Trump, making a renewed push for border security as a central campaign issue for his 2020 re-election, participated in a briefing on immigration and border security in Calexico before viewing a 2-mile see-through steel-slat barrier that was a long-planned replacement for an older barrier — and not new wall.

“There is indeed an emergency on our southern border,” Trump said at the briefing, adding that there has been a sharp uptick in illegal crossings. “It’s a colossal surge and it’s overwhelming our immigration system, and we can’t let that happen. … We can’t take you anymore. We can’t take you. Our country is full.”

As Air Force One touched down in the state, California and 19 other states that are suing Trump over his emergency declaration to build a border wall requested a court order to stop money from being diverted to fund the project. But Trump, who ratcheted up his hard-line immigration rhetoric in recent weeks, declared that his move, which included vetoing a congressional vote, was necessary.

Also on Friday, House Democrats filed a lawsuit preventing Trump from spending more money than Congress has approved to erect barriers along the southwestern border. Congress approved just under $1.4 billion for work on border barricades. Trump has asserted he can use his powers as chief executive to transfer an additional $6.7 billion to wall construction.

Trump, who earlier in the week threatened to shut down the border over the high numbers of migrants trying to enter the U.S., appeared to walk back his comments Thursday. He said Friday that it was because Mexico had gotten tougher in stopping an influx of immigrants from moving north.

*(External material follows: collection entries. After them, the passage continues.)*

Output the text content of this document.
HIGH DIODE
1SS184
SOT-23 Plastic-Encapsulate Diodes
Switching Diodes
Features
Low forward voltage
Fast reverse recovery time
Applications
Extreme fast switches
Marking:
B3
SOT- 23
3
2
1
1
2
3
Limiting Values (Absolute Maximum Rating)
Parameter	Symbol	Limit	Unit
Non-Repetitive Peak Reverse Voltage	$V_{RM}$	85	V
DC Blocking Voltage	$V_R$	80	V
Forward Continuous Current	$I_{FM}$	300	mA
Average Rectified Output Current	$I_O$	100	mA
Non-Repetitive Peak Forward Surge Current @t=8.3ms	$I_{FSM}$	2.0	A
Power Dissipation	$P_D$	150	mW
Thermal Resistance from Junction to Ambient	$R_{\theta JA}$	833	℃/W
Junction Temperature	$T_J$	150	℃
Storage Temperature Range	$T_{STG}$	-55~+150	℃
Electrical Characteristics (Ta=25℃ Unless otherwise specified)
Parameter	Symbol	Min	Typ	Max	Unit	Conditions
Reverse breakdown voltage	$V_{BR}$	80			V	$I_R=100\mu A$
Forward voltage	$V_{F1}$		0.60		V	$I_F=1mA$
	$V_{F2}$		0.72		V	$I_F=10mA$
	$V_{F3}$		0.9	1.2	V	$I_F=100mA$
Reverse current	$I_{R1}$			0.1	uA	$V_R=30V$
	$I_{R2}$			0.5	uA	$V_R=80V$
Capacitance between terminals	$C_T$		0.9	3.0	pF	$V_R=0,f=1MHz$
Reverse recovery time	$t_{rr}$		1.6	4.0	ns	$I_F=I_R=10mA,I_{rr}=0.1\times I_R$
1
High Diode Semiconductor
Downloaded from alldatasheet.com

“Mexico has been absolutely terrific for the last four days,” the president said as he left the White House. “I never changed my mind at all. I may shut it down at some point.”

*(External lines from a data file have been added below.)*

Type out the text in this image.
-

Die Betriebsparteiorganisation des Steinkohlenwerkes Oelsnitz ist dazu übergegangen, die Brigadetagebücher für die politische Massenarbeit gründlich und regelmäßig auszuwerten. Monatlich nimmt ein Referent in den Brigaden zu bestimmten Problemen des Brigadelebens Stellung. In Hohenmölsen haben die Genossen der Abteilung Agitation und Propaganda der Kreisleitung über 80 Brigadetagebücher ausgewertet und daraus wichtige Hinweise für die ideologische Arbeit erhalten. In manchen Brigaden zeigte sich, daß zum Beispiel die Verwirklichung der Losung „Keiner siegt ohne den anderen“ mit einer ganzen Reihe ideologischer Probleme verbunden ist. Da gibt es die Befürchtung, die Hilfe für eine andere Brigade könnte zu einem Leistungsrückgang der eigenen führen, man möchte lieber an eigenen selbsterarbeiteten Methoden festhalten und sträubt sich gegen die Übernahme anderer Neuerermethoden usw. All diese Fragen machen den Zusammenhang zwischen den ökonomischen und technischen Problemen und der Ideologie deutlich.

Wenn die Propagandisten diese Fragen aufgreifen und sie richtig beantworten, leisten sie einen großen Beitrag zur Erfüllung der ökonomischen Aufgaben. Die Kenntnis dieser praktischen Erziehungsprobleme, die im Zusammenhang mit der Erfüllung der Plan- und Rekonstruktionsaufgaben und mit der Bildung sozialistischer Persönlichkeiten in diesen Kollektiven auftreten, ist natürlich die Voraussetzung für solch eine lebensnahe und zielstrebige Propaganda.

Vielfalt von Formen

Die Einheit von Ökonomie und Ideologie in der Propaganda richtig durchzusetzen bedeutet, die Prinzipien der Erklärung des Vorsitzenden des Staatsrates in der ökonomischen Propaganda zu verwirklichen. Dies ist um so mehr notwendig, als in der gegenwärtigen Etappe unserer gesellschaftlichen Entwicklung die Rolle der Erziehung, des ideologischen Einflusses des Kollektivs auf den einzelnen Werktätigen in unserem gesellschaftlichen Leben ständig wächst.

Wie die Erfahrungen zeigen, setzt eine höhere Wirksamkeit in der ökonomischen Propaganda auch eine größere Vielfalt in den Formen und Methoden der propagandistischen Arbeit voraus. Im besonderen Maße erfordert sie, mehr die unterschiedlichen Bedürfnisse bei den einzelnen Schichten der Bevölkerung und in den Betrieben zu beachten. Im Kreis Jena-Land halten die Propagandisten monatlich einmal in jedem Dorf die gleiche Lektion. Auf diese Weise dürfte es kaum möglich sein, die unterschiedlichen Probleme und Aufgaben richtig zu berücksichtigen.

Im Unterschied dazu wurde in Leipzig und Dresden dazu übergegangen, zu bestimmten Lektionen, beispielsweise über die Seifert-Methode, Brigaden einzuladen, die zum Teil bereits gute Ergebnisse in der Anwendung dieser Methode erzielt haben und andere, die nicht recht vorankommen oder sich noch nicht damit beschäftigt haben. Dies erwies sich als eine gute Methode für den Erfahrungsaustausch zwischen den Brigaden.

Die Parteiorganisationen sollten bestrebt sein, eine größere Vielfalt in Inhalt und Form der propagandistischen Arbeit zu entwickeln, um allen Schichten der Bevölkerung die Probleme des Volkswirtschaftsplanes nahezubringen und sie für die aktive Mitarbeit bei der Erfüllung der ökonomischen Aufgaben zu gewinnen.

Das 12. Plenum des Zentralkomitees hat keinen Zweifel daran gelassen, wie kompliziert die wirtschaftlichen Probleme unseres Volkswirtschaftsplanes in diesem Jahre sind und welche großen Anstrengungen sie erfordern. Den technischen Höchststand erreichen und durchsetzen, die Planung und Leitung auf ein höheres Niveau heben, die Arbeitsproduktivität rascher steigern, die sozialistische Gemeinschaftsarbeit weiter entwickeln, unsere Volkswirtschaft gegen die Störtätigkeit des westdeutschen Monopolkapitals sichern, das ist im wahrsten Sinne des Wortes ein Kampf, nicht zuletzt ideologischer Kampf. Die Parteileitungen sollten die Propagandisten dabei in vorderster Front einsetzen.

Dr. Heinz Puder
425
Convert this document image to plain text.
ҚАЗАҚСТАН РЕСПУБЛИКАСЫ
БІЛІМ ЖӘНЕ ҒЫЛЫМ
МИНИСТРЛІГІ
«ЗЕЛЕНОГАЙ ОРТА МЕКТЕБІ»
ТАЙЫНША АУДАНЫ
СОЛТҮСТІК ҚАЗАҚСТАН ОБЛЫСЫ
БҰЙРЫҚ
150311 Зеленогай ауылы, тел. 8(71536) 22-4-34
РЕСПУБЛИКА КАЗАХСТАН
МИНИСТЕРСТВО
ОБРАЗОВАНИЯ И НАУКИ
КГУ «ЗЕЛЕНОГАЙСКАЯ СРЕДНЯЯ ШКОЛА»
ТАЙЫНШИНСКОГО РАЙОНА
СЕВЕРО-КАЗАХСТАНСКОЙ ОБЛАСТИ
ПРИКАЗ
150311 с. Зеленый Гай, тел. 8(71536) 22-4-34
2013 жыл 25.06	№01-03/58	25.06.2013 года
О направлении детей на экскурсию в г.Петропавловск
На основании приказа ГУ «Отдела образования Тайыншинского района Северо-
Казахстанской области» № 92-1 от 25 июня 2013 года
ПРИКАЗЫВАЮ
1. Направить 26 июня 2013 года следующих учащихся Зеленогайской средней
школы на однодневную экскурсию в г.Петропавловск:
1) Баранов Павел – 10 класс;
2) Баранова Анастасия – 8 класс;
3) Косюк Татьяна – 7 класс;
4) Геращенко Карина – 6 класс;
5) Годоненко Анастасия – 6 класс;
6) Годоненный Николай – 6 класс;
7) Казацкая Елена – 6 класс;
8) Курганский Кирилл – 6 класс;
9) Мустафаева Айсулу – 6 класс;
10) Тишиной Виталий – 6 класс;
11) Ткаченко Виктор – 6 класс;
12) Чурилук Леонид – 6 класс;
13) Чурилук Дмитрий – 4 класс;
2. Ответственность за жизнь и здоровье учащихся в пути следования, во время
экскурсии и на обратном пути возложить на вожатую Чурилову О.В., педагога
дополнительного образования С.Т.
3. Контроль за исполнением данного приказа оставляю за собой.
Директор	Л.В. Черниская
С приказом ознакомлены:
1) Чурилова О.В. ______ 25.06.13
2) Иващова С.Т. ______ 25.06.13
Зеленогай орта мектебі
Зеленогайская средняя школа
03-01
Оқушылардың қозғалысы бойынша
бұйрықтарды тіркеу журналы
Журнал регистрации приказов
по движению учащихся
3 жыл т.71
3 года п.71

The president’s visit came a day after he withdrew his nominee to lead U.S. Immigration and Customs Enforcement. Longtime border official Ron Vitiello appeared to be cruising toward confirmation, but Trump said Friday that he wanted to go in a “tougher direction.”

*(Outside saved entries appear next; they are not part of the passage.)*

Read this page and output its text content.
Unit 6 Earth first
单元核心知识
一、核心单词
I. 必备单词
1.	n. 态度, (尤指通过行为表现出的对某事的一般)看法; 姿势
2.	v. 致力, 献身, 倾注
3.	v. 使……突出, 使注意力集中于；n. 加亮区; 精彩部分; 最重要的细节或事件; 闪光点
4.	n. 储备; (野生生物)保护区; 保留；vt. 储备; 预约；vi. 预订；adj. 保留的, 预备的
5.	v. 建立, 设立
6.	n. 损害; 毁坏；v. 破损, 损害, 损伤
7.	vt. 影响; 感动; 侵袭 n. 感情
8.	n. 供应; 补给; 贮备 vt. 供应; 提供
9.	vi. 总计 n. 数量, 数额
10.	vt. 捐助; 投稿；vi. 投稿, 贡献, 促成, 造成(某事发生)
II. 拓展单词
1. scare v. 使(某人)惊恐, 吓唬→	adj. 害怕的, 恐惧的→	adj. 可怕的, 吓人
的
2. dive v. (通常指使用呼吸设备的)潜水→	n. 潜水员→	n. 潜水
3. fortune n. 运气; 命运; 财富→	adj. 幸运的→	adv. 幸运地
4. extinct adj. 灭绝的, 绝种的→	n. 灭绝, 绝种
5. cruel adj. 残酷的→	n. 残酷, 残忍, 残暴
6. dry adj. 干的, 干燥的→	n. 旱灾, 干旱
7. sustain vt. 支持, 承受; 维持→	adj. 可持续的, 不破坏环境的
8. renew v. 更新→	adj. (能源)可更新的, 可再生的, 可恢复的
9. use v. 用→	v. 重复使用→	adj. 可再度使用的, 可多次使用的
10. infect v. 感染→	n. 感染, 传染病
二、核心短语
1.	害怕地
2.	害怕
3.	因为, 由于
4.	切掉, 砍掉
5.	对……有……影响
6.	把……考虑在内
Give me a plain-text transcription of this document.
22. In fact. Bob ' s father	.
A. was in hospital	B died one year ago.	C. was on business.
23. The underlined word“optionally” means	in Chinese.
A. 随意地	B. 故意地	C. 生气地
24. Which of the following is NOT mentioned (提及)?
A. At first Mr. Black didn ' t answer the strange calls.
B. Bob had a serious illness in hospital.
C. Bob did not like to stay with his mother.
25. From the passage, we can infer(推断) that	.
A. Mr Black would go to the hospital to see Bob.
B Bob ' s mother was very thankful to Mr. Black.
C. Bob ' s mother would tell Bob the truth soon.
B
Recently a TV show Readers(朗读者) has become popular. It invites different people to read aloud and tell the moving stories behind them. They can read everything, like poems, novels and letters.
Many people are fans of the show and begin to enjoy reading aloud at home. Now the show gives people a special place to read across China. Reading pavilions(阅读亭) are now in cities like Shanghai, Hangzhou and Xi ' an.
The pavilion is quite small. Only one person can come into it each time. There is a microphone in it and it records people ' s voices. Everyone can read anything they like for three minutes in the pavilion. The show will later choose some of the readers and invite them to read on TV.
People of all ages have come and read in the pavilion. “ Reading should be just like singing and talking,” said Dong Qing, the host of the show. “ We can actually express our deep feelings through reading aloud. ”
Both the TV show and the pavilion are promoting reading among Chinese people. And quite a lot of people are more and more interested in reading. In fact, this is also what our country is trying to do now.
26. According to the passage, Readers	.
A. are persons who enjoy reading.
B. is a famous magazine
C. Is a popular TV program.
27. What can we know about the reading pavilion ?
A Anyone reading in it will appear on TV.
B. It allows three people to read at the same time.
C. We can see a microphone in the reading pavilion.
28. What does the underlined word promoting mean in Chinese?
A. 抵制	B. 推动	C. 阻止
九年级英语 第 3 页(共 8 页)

Trump, as he so often does, mixed fact with fiction when warning of the threat at the border. When complaining about the Flores legal settlement that governs treatment of migrant children and families, he blamed “Judge Flores, whoever you may be.” But Flores was an unaccompanied 15-year-old girl from El Salvador.

He also downplayed the claims of people seeking asylum at the border, declaring without evidence that many are gang members while comparing some of their efforts to find safety in the U.S. to special counsel Robert Mueller’s investigation of Russian interference in the 2016 elections.